In her tweet, she wrote: “As a feminist, M.D. and child health researcher, I find the notion of sex being fluid and gender being biological, engrained and dichotomous deeply troubling. That does not contradict that as VP Education I should protect trans students’ rights. We need respectful debate.”

And that’s forbidden, is it? So forbidden that she has to be forced to delete it and apologize, and Pink News needs to report breathlessly on it as if she were a mass murderer?

There are more examples of her thought crime which to not-crazy people look like thoughtful analysis.

Josef Willsher, a third year Physics student at Imperial College, first discovered Buitendijk’s apparent support for anti-trans views in April, by accident—Twitter suggested he followed certain accounts due to Buitendijk following them.

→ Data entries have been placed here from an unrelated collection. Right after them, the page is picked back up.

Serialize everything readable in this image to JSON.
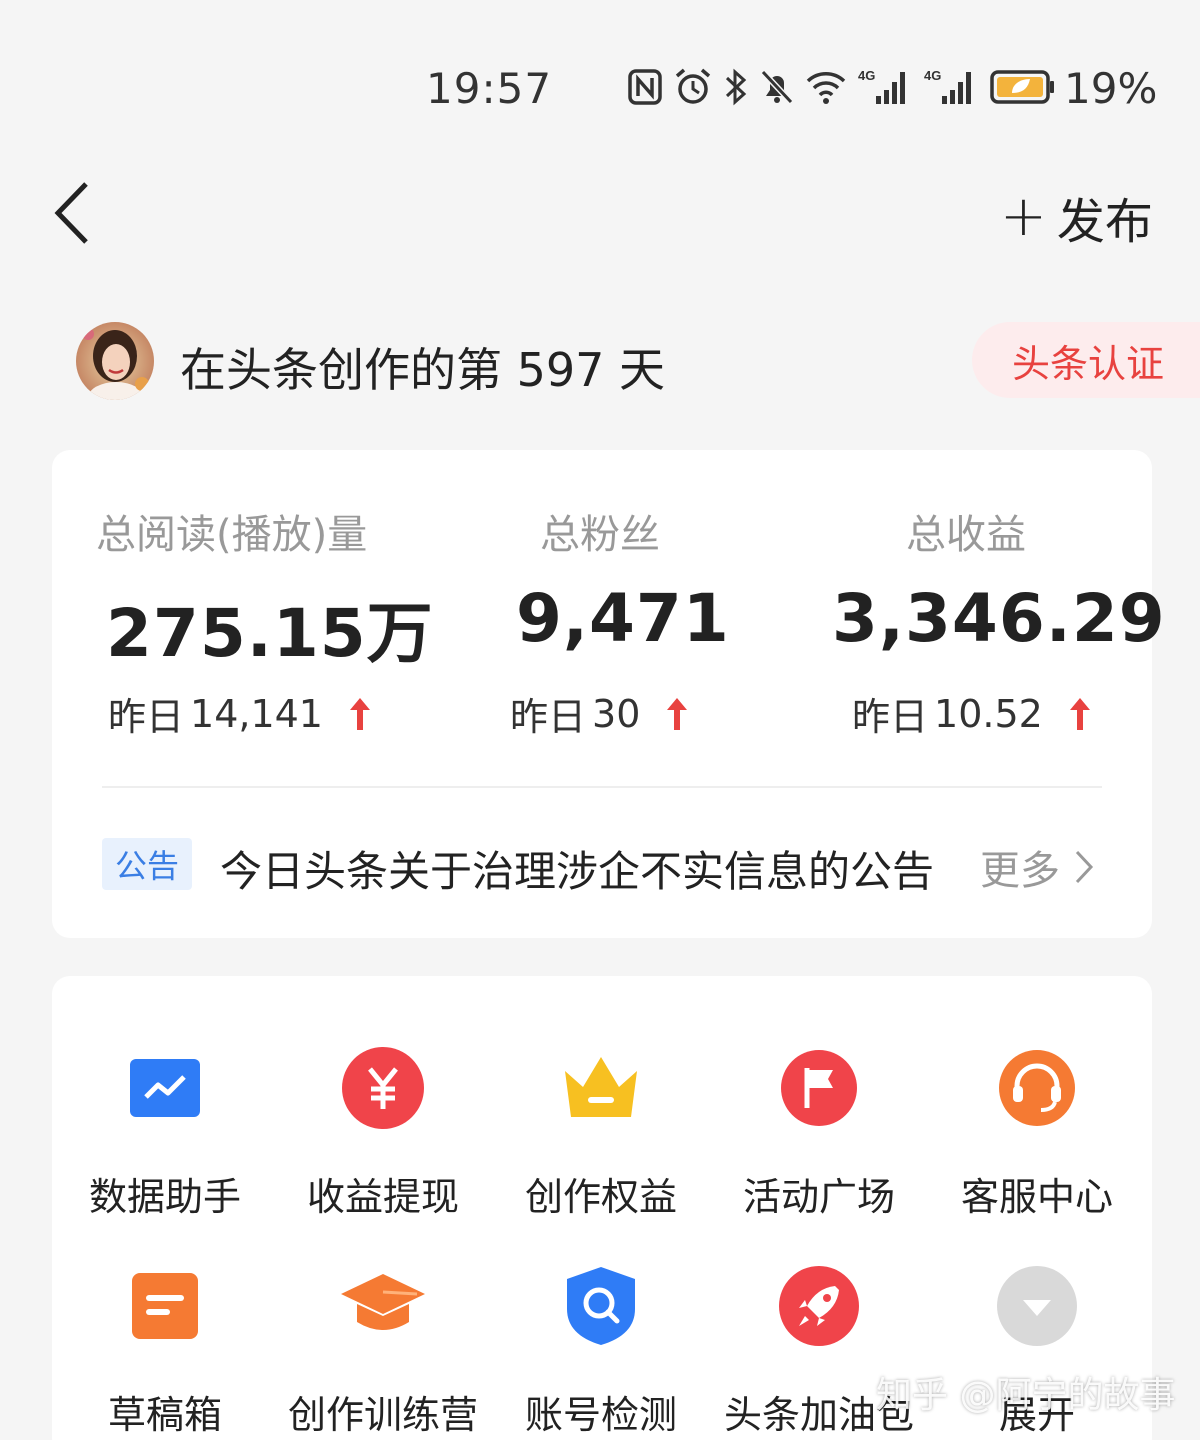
{
  "status_bar": {
    "time": "19:57",
    "battery_percent": "19%",
    "icons": [
      "nfc-icon",
      "alarm-icon",
      "bluetooth-icon",
      "mute-icon",
      "wifi-icon",
      "signal-4g-icon",
      "signal-4g-icon",
      "battery-icon"
    ],
    "network_label": "4G"
  },
  "nav": {
    "back_icon": "chevron-left-icon",
    "publish_label": "发布",
    "publish_icon": "+"
  },
  "profile": {
    "days_text": "在头条创作的第 597 天",
    "cert_label": "头条认证"
  },
  "stats": [
    {
      "label": "总阅读(播放)量",
      "value": "275.15万",
      "yesterday_label": "昨日",
      "yesterday_value": "14,141"
    },
    {
      "label": "总粉丝",
      "value": "9,471",
      "yesterday_label": "昨日",
      "yesterday_value": "30"
    },
    {
      "label": "总收益",
      "value": "3,346.29",
      "yesterday_label": "昨日",
      "yesterday_value": "10.52"
    }
  ],
  "notice": {
    "tag": "公告",
    "text": "今日头条关于治理涉企不实信息的公告",
    "more_label": "更多"
  },
  "tools": [
    {
      "label": "数据助手",
      "icon": "chart-icon"
    },
    {
      "label": "收益提现",
      "icon": "yuan-icon"
    },
    {
      "label": "创作权益",
      "icon": "crown-icon"
    },
    {
      "label": "活动广场",
      "icon": "flag-icon"
    },
    {
      "label": "客服中心",
      "icon": "headset-icon"
    },
    {
      "label": "草稿箱",
      "icon": "draft-icon"
    },
    {
      "label": "创作训练营",
      "icon": "graduation-cap-icon"
    },
    {
      "label": "账号检测",
      "icon": "shield-search-icon"
    },
    {
      "label": "头条加油包",
      "icon": "rocket-icon"
    },
    {
      "label": "展开",
      "icon": "expand-icon"
    }
  ],
  "watermark": "知乎 @阿宁的故事",
  "colors": {
    "accent_red": "#e8423f",
    "accent_blue": "#3a7ee4",
    "background": "#f5f5f5",
    "muted_text": "#999999"
  }
}
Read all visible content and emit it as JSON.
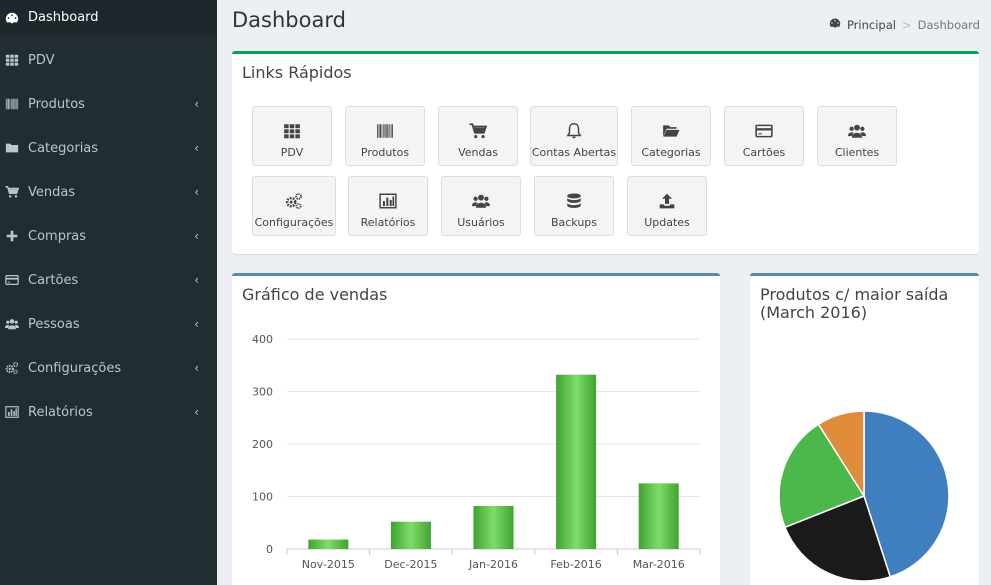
{
  "sidebar": {
    "items": [
      {
        "label": "Dashboard",
        "icon": "dashboard-icon",
        "active": true,
        "chevron": false
      },
      {
        "label": "PDV",
        "icon": "grid-icon",
        "active": false,
        "chevron": false
      },
      {
        "label": "Produtos",
        "icon": "barcode-icon",
        "active": false,
        "chevron": true
      },
      {
        "label": "Categorias",
        "icon": "folder-icon",
        "active": false,
        "chevron": true
      },
      {
        "label": "Vendas",
        "icon": "cart-icon",
        "active": false,
        "chevron": true
      },
      {
        "label": "Compras",
        "icon": "plus-icon",
        "active": false,
        "chevron": true
      },
      {
        "label": "Cartões",
        "icon": "credit-card-icon",
        "active": false,
        "chevron": true
      },
      {
        "label": "Pessoas",
        "icon": "users-icon",
        "active": false,
        "chevron": true
      },
      {
        "label": "Configurações",
        "icon": "cogs-icon",
        "active": false,
        "chevron": true
      },
      {
        "label": "Relatórios",
        "icon": "bar-chart-icon",
        "active": false,
        "chevron": true
      }
    ],
    "chevron_glyph": "‹"
  },
  "header": {
    "title": "Dashboard",
    "breadcrumb": {
      "home": "Principal",
      "separator": ">",
      "current": "Dashboard"
    }
  },
  "quick_links": {
    "title": "Links Rápidos",
    "items": [
      {
        "label": "PDV",
        "icon": "grid-icon"
      },
      {
        "label": "Produtos",
        "icon": "barcode-icon"
      },
      {
        "label": "Vendas",
        "icon": "cart-icon"
      },
      {
        "label": "Contas Abertas",
        "icon": "bell-icon"
      },
      {
        "label": "Categorias",
        "icon": "folder-open-icon"
      },
      {
        "label": "Cartões",
        "icon": "credit-card-icon"
      },
      {
        "label": "Clientes",
        "icon": "users-icon"
      },
      {
        "label": "Configurações",
        "icon": "cogs-icon"
      },
      {
        "label": "Relatórios",
        "icon": "bar-chart-icon"
      },
      {
        "label": "Usuários",
        "icon": "users-icon"
      },
      {
        "label": "Backups",
        "icon": "database-icon"
      },
      {
        "label": "Updates",
        "icon": "upload-icon"
      }
    ]
  },
  "sales_chart": {
    "title": "Gráfico de vendas",
    "chart_data": {
      "type": "bar",
      "categories": [
        "Nov-2015",
        "Dec-2015",
        "Jan-2016",
        "Feb-2016",
        "Mar-2016"
      ],
      "values": [
        18,
        52,
        82,
        332,
        125
      ],
      "ylim": [
        0,
        400
      ],
      "yticks": [
        0,
        100,
        200,
        300,
        400
      ],
      "grid": true,
      "bar_color": "#4cbb3c"
    }
  },
  "top_products": {
    "title": "Produtos c/ maior saída (March 2016)",
    "chart_data": {
      "type": "pie",
      "values": [
        45,
        24,
        22,
        9
      ],
      "colors": [
        "#3f7fbf",
        "#1a1a1a",
        "#4cb84c",
        "#e08c3a"
      ]
    }
  },
  "colors": {
    "sidebar_bg": "#222d32",
    "accent_green": "#00a65a",
    "accent_blue": "#5b8aa8"
  }
}
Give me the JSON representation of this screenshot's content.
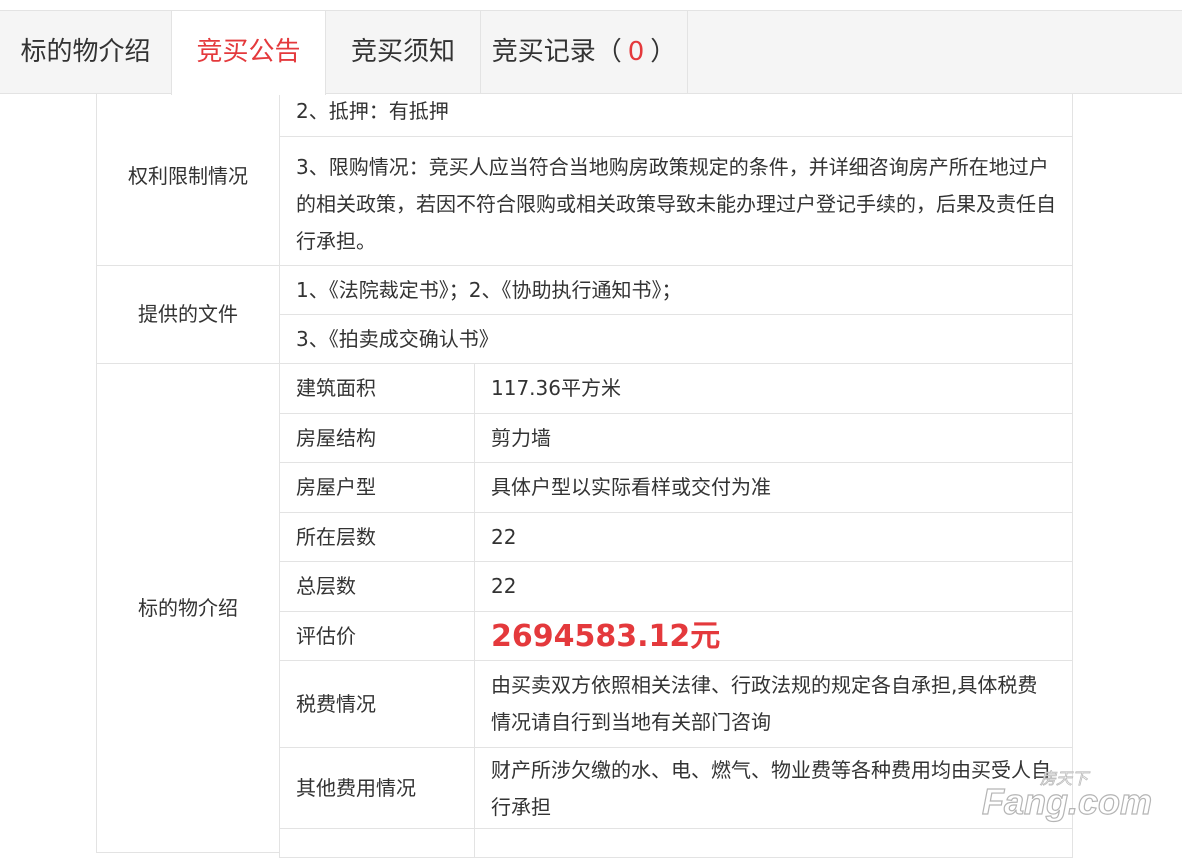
{
  "tabs": [
    {
      "label": "标的物介绍"
    },
    {
      "label": "竞买公告"
    },
    {
      "label": "竞买须知"
    },
    {
      "label": "竞买记录（",
      "count": "0",
      "suffix": "）"
    }
  ],
  "sections": {
    "rights": {
      "label": "权利限制情况",
      "item2": "2、抵押：有抵押",
      "item3": "3、限购情况：竞买人应当符合当地购房政策规定的条件，并详细咨询房产所在地过户的相关政策，若因不符合限购或相关政策导致未能办理过户登记手续的，后果及责任自行承担。"
    },
    "documents": {
      "label": "提供的文件",
      "item1": "1、《法院裁定书》；2、《协助执行通知书》；",
      "item2": "3、《拍卖成交确认书》"
    },
    "subject": {
      "label": "标的物介绍",
      "rows": [
        {
          "key": "建筑面积",
          "value": "117.36平方米"
        },
        {
          "key": "房屋结构",
          "value": "剪力墙"
        },
        {
          "key": "房屋户型",
          "value": "具体户型以实际看样或交付为准"
        },
        {
          "key": "所在层数",
          "value": "22"
        },
        {
          "key": "总层数",
          "value": "22"
        },
        {
          "key": "评估价",
          "value": "2694583.12元"
        },
        {
          "key": "税费情况",
          "value": "由买卖双方依照相关法律、行政法规的规定各自承担,具体税费情况请自行到当地有关部门咨询"
        },
        {
          "key": "其他费用情况",
          "value": "财产所涉欠缴的水、电、燃气、物业费等各种费用均由买受人自行承担"
        }
      ]
    }
  },
  "watermark": {
    "top": "房天下",
    "brand": "Fang.com"
  },
  "colors": {
    "accent": "#e4393c",
    "border": "#e3e3e3",
    "tabbar": "#f5f5f5"
  }
}
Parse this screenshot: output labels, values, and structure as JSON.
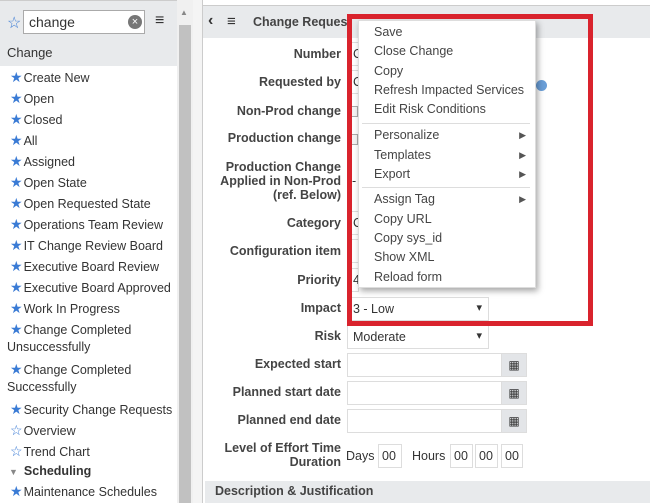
{
  "sidebar": {
    "search_value": "change",
    "section": "Change",
    "items": [
      {
        "label": "Create New",
        "fav": true
      },
      {
        "label": "Open",
        "fav": true
      },
      {
        "label": "Closed",
        "fav": true
      },
      {
        "label": "All",
        "fav": true
      },
      {
        "label": "Assigned",
        "fav": true
      },
      {
        "label": "Open State",
        "fav": true
      },
      {
        "label": "Open Requested State",
        "fav": true
      },
      {
        "label": "Operations Team Review",
        "fav": true
      },
      {
        "label": "IT Change Review Board",
        "fav": true
      },
      {
        "label": "Executive Board Review",
        "fav": true
      },
      {
        "label": "Executive Board Approved",
        "fav": true
      },
      {
        "label": "Work In Progress",
        "fav": true
      },
      {
        "label": "Change Completed",
        "label2": "Unsuccessfully",
        "fav": true
      },
      {
        "label": "Change Completed",
        "label2": "Successfully",
        "fav": true
      },
      {
        "label": "Security Change Requests",
        "fav": true
      },
      {
        "label": "Overview",
        "fav": false
      },
      {
        "label": "Trend Chart",
        "fav": false
      },
      {
        "label": "Scheduling",
        "group": true
      },
      {
        "label": "Maintenance Schedules",
        "fav": true
      }
    ]
  },
  "header": {
    "title": "Change Request"
  },
  "form": {
    "number": "Number",
    "number_value": "C",
    "requested_by": "Requested by",
    "requested_by_value": "C",
    "non_prod": "Non-Prod change",
    "production": "Production change",
    "pca1": "Production Change",
    "pca2": "Applied in Non-Prod",
    "pca3": "(ref. Below)",
    "pca_value": "-",
    "category": "Category",
    "category_value": "C",
    "config": "Configuration item",
    "priority": "Priority",
    "priority_value": "4",
    "impact": "Impact",
    "impact_value": "3 - Low",
    "risk": "Risk",
    "risk_value": "Moderate",
    "expected_start": "Expected start",
    "planned_start": "Planned start date",
    "planned_end": "Planned end date",
    "loe1": "Level of Effort Time",
    "loe2": "Duration",
    "days_label": "Days",
    "days_value": "00",
    "hours_label": "Hours",
    "hh": "00",
    "mm": "00",
    "ss": "00",
    "section_desc": "Description & Justification"
  },
  "menu": {
    "save": "Save",
    "close_change": "Close Change",
    "copy": "Copy",
    "refresh": "Refresh Impacted Services",
    "edit_risk": "Edit Risk Conditions",
    "personalize": "Personalize",
    "templates": "Templates",
    "export": "Export",
    "assign_tag": "Assign Tag",
    "copy_url": "Copy URL",
    "copy_sysid": "Copy sys_id",
    "show_xml": "Show XML",
    "reload": "Reload form"
  },
  "colors": {
    "highlight": "#d9232d",
    "star": "#3a7bd5"
  }
}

“I wasn’t the first to notice that but I was the first to consider writing a letter. I thought as a student it was my responsibility to bring this up,” he told PinkNews.

He approached the university’s Physics LGBT Allies Network, which he had joined soon after the group was formed last year, asking for advice on how to proceed. A few days after the group began drafting the letter and looked for backers, word of their effort reached the college management, who decided to meet with the network to discuss their concerns.

Buitendijk was present at two meetings, engaging in the discussion that, at times, became “quite heated,” in Willsher’s words.

“We appreciated the quick response from college and their willingness to meet with us. It was reassuring to see how they had taken it seriously and the discussions were productive,” he said.

The student also said Buitendijk got in touch via email over the Easter weekend—which fell in between the two meetings—to express how thankful she was that they came to her and how it was important they could raise the issue.

While they agreed to a resolution, Willsher felt it was important to bring the issue to the attention of the wider community. The letter was published in the student newspaper alongside statements from the university publicly acknowledging the issue, as well as Buitendijk’s apology.

It goes on and on and on. It’s all sickening.